A reader asked me to comment on the acquisition of SonicWALL, so that’s what I’ll do now. Yes, I sometimes take requests, just like a washed-up lounge lizard.
The announced transaction has been well documented in the business and trade press. An investor group led by private-equity firm Thoma Bravo, and comprising the Ontario Teachers’ Pension Plan, will acquire SonicWALL in a deal worth approximately $717 million. SonicWALL shareholders will receive $11.50 per share in cash, a 28-percent premium over Wednesday’s close.
The deal already is being challenged by law firms alleging that SonicWALL and its board of directors breached fiduciary duties by agreeing to the proposal before diligently seeking an offer that would have provided better value to shareholders.
I don’t want to step into that fray, because it’s an inherently subjective debate based on market estimates from analysts who might or might not have applied accurate assumptions, methodologies, and statistical models. I have no idea how some analysts arrive at their forecasts — some perform thorough channel checks and build intricate spreadsheets, while others perform Santeria rituals with live chickens on neighborhood baseball diamonds under the cover of darkness.
I think you take my point. That said, I will note that the premium offered looks at least superficially attractive. What’s more, the fevered response to it from the wealth-redistribution agents of the legal profession tells you that SonicWALL is an asset that is not bereft of hope and promise.
Indeed, SonicWALL is a strong UTM-firewall and point-product security vendor in the SMB/SME space and across a number of vertical markets, including government, education, and healthcare. The company has built a strong channel presence, and its channel partners generally have a favorable view of the company.
In its latest quarter, just before this acquisition hit, its results did not suggest obvious signs of distress. You can do the math and employ your multiples based on those numbers, but this deal is about what the buyers think the company is worth going forward, not on what the company has done historically. My point regarding the recent financial results, though, is that SonicWALL’s wheels were not falling off.
SonicWALL faces a lot of competition in an Internet-security market that is consolidating on multiple fronts. Security functionality is consolidating, as evidenced by jack-of-all-trades UTM boxes from the likes of Fortinet and SonicWALL; and the market is consolidating, too. Bigger vendors are buying point-product purveyors in attempts to become one-stop shops for the security needs of SMEs and large enterprises alike.

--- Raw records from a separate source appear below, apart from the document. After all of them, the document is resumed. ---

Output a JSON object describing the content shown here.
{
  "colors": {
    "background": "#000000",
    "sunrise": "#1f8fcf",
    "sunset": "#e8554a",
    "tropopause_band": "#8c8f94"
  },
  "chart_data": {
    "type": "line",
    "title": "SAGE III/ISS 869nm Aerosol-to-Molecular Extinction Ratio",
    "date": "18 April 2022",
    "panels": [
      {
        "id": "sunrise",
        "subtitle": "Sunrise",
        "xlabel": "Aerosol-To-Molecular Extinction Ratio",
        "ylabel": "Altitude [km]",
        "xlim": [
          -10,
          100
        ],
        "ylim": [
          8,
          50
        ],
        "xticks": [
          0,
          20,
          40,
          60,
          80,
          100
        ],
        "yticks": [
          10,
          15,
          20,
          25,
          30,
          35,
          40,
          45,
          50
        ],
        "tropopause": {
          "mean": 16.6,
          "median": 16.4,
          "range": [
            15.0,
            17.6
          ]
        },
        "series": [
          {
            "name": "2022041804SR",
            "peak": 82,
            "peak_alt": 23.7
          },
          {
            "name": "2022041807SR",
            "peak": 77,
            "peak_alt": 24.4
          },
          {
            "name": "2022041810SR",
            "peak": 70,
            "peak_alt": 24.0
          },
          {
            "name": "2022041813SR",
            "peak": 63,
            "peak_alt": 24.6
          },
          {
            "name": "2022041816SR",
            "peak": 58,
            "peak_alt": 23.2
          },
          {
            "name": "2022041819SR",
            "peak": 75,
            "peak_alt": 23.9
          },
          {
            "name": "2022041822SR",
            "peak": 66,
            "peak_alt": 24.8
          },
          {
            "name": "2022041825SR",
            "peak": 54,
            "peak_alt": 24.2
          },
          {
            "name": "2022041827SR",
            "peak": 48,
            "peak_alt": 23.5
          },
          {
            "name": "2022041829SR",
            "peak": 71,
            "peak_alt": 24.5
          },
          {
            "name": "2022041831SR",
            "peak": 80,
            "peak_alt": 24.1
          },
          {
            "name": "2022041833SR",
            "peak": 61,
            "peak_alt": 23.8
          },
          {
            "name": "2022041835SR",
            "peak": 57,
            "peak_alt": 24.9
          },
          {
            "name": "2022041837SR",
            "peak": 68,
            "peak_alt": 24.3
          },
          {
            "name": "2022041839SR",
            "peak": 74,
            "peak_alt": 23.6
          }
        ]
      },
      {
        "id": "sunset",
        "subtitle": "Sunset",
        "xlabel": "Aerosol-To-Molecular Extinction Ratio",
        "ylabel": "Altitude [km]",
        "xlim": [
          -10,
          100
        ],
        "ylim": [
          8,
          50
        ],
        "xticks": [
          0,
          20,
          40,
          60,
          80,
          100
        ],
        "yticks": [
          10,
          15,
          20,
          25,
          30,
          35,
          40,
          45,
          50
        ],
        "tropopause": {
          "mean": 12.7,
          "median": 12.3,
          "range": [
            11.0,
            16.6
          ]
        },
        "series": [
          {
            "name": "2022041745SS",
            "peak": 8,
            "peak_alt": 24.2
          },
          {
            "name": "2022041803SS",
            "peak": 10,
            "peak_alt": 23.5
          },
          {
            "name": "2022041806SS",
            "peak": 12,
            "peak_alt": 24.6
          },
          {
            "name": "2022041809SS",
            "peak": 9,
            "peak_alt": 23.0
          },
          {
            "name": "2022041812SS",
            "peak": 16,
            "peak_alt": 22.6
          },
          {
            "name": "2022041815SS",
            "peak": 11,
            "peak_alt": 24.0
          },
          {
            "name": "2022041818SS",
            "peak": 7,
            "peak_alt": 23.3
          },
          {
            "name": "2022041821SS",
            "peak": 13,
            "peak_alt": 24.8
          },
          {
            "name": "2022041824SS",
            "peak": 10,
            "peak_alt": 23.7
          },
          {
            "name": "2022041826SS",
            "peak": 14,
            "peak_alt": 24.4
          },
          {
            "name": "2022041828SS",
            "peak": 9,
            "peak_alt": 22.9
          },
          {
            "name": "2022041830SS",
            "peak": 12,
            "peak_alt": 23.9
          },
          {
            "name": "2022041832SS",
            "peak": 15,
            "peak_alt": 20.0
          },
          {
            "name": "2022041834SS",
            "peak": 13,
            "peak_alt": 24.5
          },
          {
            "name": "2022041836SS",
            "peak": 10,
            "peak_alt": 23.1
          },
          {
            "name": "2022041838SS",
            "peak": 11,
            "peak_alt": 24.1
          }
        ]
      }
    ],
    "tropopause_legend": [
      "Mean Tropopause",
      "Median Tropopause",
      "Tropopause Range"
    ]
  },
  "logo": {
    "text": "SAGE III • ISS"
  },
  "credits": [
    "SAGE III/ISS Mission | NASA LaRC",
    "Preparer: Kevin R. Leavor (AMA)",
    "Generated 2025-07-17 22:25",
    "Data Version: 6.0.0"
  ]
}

That’s why SonicWALL’s management chose to do this deal. Thoma Bravo not only brings money to the table, but also a potentially coherent plan as to how SonicWALL fits into its existing stable of Internet-security and infrastructure companies. In previous transactions, Thoma Bravo has acquired security-management firm Attachmate, application and database-tool vendor Embarcadero Technologies, and authentication vendor Entrust. Conceivably, SonicWALL will benefit from access to this technology ecosystem and to its sales channels.
Meanwhile, Thoma Bravo saw considerable growth potential in SonicWALL. The vendor holds its own in the SSL VPN market, where it has about a 20-percent share, but the real promise is in UTM, which really is the next-generation firewall.
According to Frost & Sullivan, the UTM market was worth nearly $2 billion in 2009. The market-research firm expects UTM growth to increase through 2010 and 2011 before moderating in subsequent years. Nonetheless, if the market researchers are right, the UTM space will reach revenues of $7 billion in 2016. With SMEs and distributed enterprises expected to account for the vast majority of those sales, SonicWALL is well placed to benefit.
This is where we have to come back to the competition, though. The company faces not only Fortinet, which rode to an IPO on its UTM exploits, but also Internet-security heavyweights such as Cisco, Juniper, and, to a lesser extent, Check Point.
One factor that could work in SonicWALL’s favor is that Cisco doesn’t seem as focused on Internet security as it has been. Not only has Cisco suffered from component shortages that deferred and cut into sales of its ASA boxes, but the Internet-gear colossus seems distracted by shinier, glossier market opportunities. Cisco also is less focused on serving SMEs than on catering to its large-enterprise and service-provider customers.
Looking ahead to the changing security demands occasioned by increasing virtualization and the adoption of cloud computing, SonicWALL is developing a new security God-box architecture under an Austin Powers-like moniker, Project SuperMassive. The company describes it as a “next-generation security platform and technology capable of detecting and controlling applications, preventing intrusions, and blocking malware at up to 40 Gbps without introducing latency to the network.”
According to SonicWALL, Project SuperMassive will implement a patented Reassembly-Free Deep Packet Inspection (RFDPI) engine to “provide increased insight into inbound and outbound network content without compromising security or performance.” SonicWALL says its new technology will intercept network threats that come from “anywhere and everywhere” and “scan everything.”
It all seems impressive, but the proof is in the pudding, or — in this case — the UTM. However it turns out, Thoma Bravo is buying a company with no shortage of technological vision.
As a postscript to this note, I will say that HP bears watching in the space. It’s possible, though by no means certain, that HP will acquire a vendor such as Fortinet to fill a gap in its HP Networking security portfolio.